Según datos del Instituto Nacional de Estadística, más de la mitad de los municipios españoles tienen menos de 1.000 habitantes, y gran parte de ellos están en riesgo de extinción demográfica. Este vaciamiento rural significa que cada vez hay menos manos para mantener limpios los montes, trabajar la tierra o vigilar el territorio. Allí donde antes había pastores, agricultores o leñadores que gestionaban el paisaje, hoy crece un tapiz continuo de matorral y bosques abandonados.
Cuando el campo se queda vacío, el monte se convierte en un polvorín. La falta de actividad humana multiplica la carga de combustible y facilita que cualquier chispa se convierta en un gran incendio.

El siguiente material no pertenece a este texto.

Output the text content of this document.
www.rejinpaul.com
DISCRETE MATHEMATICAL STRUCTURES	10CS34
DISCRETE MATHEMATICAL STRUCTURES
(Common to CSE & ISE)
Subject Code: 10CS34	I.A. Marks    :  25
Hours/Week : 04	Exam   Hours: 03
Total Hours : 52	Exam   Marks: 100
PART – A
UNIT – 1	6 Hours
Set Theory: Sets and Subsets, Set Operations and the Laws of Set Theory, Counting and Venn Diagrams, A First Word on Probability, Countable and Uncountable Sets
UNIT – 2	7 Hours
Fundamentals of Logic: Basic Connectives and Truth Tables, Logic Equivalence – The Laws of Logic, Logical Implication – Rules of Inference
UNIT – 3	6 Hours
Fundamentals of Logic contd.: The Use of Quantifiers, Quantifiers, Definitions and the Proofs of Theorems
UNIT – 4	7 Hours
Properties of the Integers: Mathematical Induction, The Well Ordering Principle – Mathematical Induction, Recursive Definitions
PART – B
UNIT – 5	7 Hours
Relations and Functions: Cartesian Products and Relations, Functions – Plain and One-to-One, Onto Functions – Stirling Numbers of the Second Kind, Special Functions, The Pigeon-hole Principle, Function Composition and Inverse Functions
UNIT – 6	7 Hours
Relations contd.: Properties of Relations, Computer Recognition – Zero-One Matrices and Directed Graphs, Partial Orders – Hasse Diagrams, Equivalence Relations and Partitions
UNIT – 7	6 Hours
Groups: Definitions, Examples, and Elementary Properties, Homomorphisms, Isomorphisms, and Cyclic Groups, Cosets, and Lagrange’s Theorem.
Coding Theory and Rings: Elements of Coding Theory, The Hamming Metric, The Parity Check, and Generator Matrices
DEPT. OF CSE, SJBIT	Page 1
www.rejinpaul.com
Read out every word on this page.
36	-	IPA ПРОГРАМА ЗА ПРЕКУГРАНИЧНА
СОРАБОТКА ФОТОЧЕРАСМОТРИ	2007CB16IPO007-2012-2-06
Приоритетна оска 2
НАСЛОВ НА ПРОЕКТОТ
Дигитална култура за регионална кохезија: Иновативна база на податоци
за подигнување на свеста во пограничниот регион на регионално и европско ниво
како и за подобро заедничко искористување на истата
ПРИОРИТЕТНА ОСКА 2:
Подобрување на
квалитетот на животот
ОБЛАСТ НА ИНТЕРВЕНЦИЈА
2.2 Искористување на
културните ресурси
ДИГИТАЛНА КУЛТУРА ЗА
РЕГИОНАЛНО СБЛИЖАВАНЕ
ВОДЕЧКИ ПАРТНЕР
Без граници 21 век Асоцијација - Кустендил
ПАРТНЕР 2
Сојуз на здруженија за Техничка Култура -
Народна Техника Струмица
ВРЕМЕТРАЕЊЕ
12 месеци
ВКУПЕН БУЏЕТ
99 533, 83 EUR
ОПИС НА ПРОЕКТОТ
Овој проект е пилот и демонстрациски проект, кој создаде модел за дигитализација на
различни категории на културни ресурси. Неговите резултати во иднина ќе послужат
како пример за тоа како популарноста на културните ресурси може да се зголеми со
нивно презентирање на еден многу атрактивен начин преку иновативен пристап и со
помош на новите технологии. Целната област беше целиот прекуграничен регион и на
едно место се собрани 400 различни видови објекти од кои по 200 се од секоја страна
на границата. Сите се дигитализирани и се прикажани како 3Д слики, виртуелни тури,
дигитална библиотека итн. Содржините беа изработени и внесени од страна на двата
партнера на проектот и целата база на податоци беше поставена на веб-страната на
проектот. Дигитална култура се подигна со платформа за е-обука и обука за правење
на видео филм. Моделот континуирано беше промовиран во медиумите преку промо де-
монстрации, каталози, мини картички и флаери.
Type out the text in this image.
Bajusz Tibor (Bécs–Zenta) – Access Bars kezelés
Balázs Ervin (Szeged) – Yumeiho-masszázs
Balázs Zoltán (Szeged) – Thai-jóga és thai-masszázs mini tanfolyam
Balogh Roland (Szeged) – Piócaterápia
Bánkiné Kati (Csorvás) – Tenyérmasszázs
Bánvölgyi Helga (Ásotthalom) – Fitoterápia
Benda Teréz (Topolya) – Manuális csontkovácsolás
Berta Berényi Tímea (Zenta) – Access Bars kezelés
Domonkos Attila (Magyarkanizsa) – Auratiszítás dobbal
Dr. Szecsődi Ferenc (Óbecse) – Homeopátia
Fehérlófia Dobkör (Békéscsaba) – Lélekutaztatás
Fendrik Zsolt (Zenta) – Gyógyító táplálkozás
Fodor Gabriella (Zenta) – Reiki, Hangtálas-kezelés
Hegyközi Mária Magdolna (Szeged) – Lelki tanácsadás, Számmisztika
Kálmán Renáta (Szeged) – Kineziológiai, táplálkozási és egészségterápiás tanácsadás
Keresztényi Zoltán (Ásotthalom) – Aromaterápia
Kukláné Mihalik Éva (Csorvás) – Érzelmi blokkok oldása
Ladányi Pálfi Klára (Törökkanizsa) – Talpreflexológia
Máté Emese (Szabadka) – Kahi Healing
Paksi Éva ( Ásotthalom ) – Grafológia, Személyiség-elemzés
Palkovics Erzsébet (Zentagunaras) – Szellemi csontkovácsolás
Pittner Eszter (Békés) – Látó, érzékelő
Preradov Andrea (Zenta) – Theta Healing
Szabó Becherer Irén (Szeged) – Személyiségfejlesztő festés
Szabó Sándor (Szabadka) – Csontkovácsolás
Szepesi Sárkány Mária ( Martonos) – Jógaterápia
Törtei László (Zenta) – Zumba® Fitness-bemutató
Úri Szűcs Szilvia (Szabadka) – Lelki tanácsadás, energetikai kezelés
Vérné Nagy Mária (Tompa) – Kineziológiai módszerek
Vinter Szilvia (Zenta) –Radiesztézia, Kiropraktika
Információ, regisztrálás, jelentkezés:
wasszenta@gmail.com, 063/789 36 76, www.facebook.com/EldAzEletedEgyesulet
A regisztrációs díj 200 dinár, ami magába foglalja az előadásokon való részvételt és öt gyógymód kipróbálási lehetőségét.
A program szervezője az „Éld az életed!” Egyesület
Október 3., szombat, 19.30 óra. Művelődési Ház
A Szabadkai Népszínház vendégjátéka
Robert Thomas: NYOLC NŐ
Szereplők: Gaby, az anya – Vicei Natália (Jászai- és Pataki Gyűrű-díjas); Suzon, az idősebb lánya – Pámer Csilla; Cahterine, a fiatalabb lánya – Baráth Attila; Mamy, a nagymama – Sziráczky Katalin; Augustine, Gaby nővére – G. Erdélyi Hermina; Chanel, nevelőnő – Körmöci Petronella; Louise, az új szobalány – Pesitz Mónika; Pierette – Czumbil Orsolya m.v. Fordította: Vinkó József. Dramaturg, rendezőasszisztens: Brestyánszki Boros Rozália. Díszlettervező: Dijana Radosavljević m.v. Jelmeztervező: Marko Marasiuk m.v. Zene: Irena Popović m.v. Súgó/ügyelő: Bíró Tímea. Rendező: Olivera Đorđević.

Incendios más intensos y más largos
Los expertos lo llaman continuidad forestal: extensiones de masas arboladas sin apenas interrupciones de cultivos o pastizales que antes actuaban como cortafuegos naturales. A esto se suma el cambio climático, que intensifica las sequías y las olas de calor, alargando la temporada de riesgo y haciendo los incendios más intensos.
El resultado es una tendencia clara: cada vez menos incendios, pero más grandes. Según datos del Ministerio para la Transición Ecológica, los llamados “grandes incendios forestales”, aquellos que superan las 500 hectáreas quemadas, han aumentado en las últimas décadas, con especial incidencia en comunidades como Castilla y León, Galicia, Extremadura, Aragón y la Comunidad Valenciana.
El precio del abandono
El coste de estos incendios no se mide solo en hectáreas arrasadas. Hay un impacto directo en la pérdida de biodiversidad, en la erosión de los suelos, en la emisión masiva de CO₂ y en la economía local, ya de por sí debilitada. Cada verano, miles de hectáreas de encinas, viñedos o castañares quedan reducidas a cenizas, comprometiendo el futuro de explotaciones familiares que dependen de la tierra para subsistir.
Paradójicamente, el fuego se convierte en un acelerador de la despoblación: los pueblos pierden todavía más atractivo y recursos tras un gran incendio, lo que impulsa a muchos jóvenes a marcharse definitivamente.
Nueva gestión del territorio
Los especialistas coinciden en que la clave no está solo en más aviones y más bomberos, sino en recuperar la gestión activa del medio rural. Eso implica fomentar la agricultura y la ganadería extensivas, apoyar a los pequeños productores y recuperar prácticas tradicionales como el aprovechamiento de la biomasa o el pastoreo, que contribuyen a mantener el monte limpio.
Organizaciones y colectivos rurales reclaman también planes de repoblación y desarrollo económico, que fijen población en los pueblos y devuelvan la vida a zonas que hoy están condenadas al abandono.
Es un hecho que los incendios no se apagan en verano; se apagan en invierno. Se apagan con pueblos vivos, con gente en el territorio, con cultivos que rompen la continuidad del bosque. Si se deja morir al campo, lo único que crecerá será el fuego.